Lynn was frozen in the doorway, trapped. "I'm sorry," he said. "I forgot about lunch, Phyllis."

"Well I didn't!" she said. "And I don't appreciate being made a fool out of!"

She was taller than Breda Burrows. With heels she was taller than Lynn, and almost as heavy! Her 'stash was heavier, in fact. "Phyllis," he said. "That woman over there glaring at me? That's my wife! I can't be seen with you!"

"Goddamnit, you said you were single!" Her voice was like cymbals clashing. "You sang to me: 'I got that lovin feeling!' You sonofabitch!"

God, he hated that song! "Well, I'm not exactly married," he whined. "I mean, I'm getting a divorce and we're talking settlement now. And we agreed not to see other people till it's over. Get it?"

Breda Burrows was paying her bill during all this, and was striding indignantly toward the door when Lynn turned a blood-red eye in her direction.

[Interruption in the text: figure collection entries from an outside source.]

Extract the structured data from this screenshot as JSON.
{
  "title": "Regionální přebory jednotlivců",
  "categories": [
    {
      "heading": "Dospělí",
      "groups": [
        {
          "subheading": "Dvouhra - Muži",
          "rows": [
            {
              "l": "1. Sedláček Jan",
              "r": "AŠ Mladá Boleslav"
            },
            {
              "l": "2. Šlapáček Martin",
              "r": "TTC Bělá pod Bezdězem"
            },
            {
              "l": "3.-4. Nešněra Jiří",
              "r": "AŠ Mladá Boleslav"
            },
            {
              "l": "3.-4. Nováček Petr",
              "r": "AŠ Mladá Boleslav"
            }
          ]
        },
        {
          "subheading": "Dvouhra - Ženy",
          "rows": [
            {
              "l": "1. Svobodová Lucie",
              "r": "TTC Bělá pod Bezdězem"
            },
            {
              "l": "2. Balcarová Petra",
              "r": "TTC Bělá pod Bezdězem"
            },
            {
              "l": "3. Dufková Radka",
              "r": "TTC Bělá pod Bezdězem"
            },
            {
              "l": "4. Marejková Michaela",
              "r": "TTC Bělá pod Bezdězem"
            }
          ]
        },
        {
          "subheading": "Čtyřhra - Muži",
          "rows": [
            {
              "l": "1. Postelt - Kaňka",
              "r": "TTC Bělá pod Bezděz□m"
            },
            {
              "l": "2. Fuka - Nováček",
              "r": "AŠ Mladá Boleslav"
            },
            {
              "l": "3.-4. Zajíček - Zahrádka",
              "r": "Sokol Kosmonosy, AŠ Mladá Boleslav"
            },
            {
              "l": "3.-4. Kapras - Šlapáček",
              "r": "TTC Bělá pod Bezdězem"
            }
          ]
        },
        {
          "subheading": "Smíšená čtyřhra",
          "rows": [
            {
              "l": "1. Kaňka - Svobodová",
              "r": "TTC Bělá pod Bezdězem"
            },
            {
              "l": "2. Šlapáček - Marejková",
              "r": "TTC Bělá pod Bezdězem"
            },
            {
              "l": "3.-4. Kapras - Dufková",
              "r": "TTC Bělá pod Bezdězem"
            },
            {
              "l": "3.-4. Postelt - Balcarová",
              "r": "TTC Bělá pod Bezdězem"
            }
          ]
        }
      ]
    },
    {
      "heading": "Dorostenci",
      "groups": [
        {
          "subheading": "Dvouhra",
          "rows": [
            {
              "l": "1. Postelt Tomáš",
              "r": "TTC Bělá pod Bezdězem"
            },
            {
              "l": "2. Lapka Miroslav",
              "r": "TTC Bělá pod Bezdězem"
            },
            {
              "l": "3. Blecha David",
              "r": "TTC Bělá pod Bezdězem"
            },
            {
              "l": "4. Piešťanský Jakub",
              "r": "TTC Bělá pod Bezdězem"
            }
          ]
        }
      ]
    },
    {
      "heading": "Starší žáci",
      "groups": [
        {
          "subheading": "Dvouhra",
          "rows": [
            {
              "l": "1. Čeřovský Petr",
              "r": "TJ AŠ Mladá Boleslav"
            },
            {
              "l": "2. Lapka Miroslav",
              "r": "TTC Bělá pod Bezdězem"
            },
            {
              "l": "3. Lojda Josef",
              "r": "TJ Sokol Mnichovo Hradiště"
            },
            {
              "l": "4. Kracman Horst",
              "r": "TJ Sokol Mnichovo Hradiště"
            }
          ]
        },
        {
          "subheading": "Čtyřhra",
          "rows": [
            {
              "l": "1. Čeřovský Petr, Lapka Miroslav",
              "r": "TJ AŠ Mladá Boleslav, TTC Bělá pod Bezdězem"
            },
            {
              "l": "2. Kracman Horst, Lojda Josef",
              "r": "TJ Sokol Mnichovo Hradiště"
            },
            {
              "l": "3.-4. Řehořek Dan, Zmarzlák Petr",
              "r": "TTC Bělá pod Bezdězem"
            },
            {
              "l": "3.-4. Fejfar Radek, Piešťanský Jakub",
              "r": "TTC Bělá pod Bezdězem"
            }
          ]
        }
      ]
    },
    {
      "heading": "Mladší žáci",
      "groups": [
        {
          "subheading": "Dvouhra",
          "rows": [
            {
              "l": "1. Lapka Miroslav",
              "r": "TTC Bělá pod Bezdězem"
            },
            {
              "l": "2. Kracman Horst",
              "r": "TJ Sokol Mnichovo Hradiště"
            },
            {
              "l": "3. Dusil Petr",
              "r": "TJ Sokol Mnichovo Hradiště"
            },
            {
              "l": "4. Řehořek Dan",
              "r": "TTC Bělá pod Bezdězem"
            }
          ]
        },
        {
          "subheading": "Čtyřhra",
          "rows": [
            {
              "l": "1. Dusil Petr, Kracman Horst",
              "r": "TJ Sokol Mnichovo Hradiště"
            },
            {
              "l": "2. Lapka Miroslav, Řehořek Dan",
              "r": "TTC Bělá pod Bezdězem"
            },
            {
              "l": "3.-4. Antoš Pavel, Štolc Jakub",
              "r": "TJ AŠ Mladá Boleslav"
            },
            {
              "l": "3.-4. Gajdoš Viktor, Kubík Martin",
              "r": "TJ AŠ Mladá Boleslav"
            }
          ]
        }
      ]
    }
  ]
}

"Breda," he called out. "Breda!" But the P. I. brushed past and was gone.

"She acts like she really cares," Phyllis said, with a hideous smirk.

"Yeah, well, she pretends like she couldn't care less if I starred in a snuff film or went to Disneyland, but really, she loves me. She's a great little mother too."

"You got kids? You asshole! You told me you were single and childless!"

"I gotta go now," he said. "I gotta catch up with my wife. The settlement. The final decree. The property. Our four little ankle-biters!"

Phyllis followed him into the merciless glare and watched as he put on his sunglasses and caught up with Breda, who was unlocking the door of her white Datsun 280ZX. Phyllis gave up when Lynn climbed in beside the P. I.